According to Ezcurra and Cuny (2007), Lophostropheus can be distinguished based on the following characteristics:
- a moderately convex anterior articular surface of the anterior postaxial cervical vertebrae (also present in Ceratosauria+Tetanurae)
- the last dorsal vertebral centrum has a large and oval lateral fossa (also observed in Herrerasaurus)
- the last dorsal vertebra has a dorsoventrally well-extended hyposphene
- an incipient concavity is present on the cranial articular surface of the cranial caudal vertebrae (also present in Ceratosauria+Tetanurae)
- the constant length of the caudal vertebrae along the length of the tail (also in Dilophosaurus)

==History of discovery==
In 1966, the French paleontologists Claude Larsonneur and Albert-Félix de Lapparent described a partial theropod skeleton from the Triassic-Jurassic boundary of Normandy, found in 1959 by Claude Pareyn, as Halticosaurus sp. This specimen consisted of a tooth, five neck vertebrae, two vertebrae from the back, four sacral vertebrae, tail vertebrae, portions of all the pelvic bones, and an unidentified fragment. It was reinterpreted in 1993 by Gilles Cuny and Peter Galton as belonging to a new species, assigned to Liliensternus and named L. airelensis. Other researchers began to notice differences between L. airelensis and the type species, L. liliensterni, such as those observed in the pleurocoels of the cervical vertebrae, and in 2007, Martin Ezcurra and Gilles Cuny assigned it to its own genus, Lophostropheus.

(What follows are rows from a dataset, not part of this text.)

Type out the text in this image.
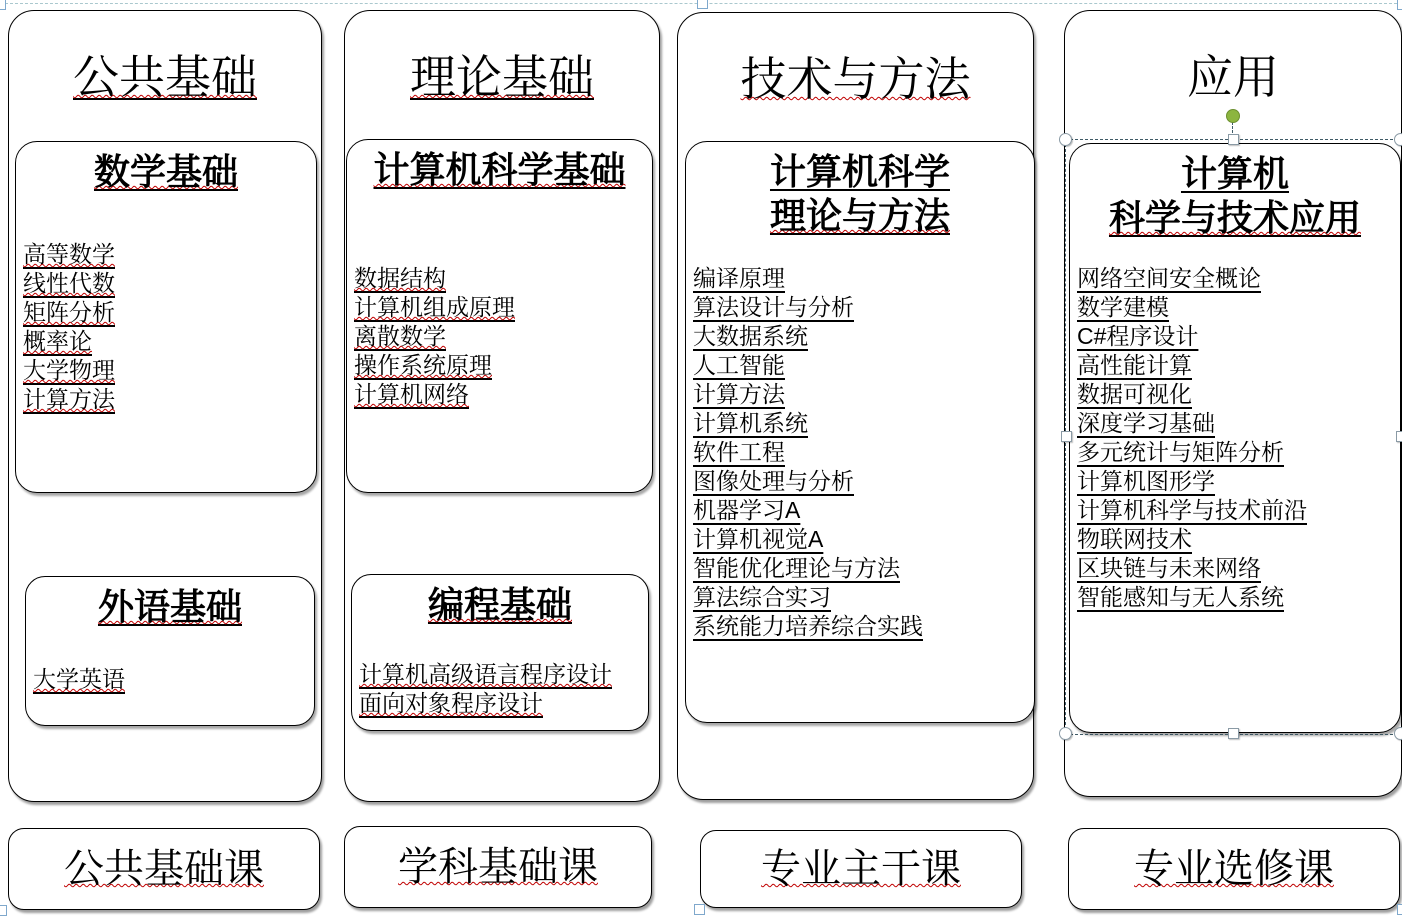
公共基础
数学基础
高等数学
线性代数
矩阵分析
概率论
大学物理
计算方法
外语基础
大学英语
公共基础课
理论基础
计算机科学基础
数据结构
计算机组成原理
离散数学
操作系统原理
计算机网络
编程基础
计算机高级语言程序设计
面向对象程序设计
学科基础课
技术与方法
计算机科学
理论与方法
编译原理
算法设计与分析
大数据系统
人工智能
计算方法
计算机系统
软件工程
图像处理与分析
机器学习A
计算机视觉A
智能优化理论与方法
算法综合实习
系统能力培养综合实践
专业主干课
应用
计算机
科学与技术应用
网络空间安全概论
数学建模
C#程序设计
高性能计算
数据可视化
深度学习基础
多元统计与矩阵分析
计算机图形学
计算机科学与技术前沿
物联网技术
区块链与未来网络
智能感知与无人系统
专业选修课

Teeth found after a landslide on the German river Prüm in 2024 are thought to belong to a Lophostropheus and are among the first dinosaur remains ever found in Rhineland-Palatinate.

==Paleobiology==
Lophostropheus, as a coelophysoid, would have been a small to medium-sized bipedal carnivore, probably comparable in size and habits to Liliensternus (best specimen estimated at 5.15 meters long, or 16.9 feet). Very few dinosaurs are known from its time period; in fact, it is the only theropod genus known from good remains at the Triassic-Jurassic boundary.

==Paleoecology==

The remains of the type specimen of Lophostropheus airelensis was recovered in the Airel Quarry locality of the Moon-Airel Formation, in Basse-Normandie, France. The specimen was collected by Pareyn in 1959 in sandy claystone and lenticular, sandy limestone that was deposited on the boundary of the Rhaetian stage of the Triassic period and the Hettangian stage of the Jurassic period, approximately 205.6 to 196.5 million years ago. It is one of the few dinosaurs known to have lived during the Triassic-Jurassic boundary. Lophostropheus is one of the few dinosaurs that may have survived the Triassic–Jurassic extinction event when at least half of the known species living on Earth became extinct. This specimen is housed in the collection of Caen University in Normandy, France, and has not been assigned a collection number.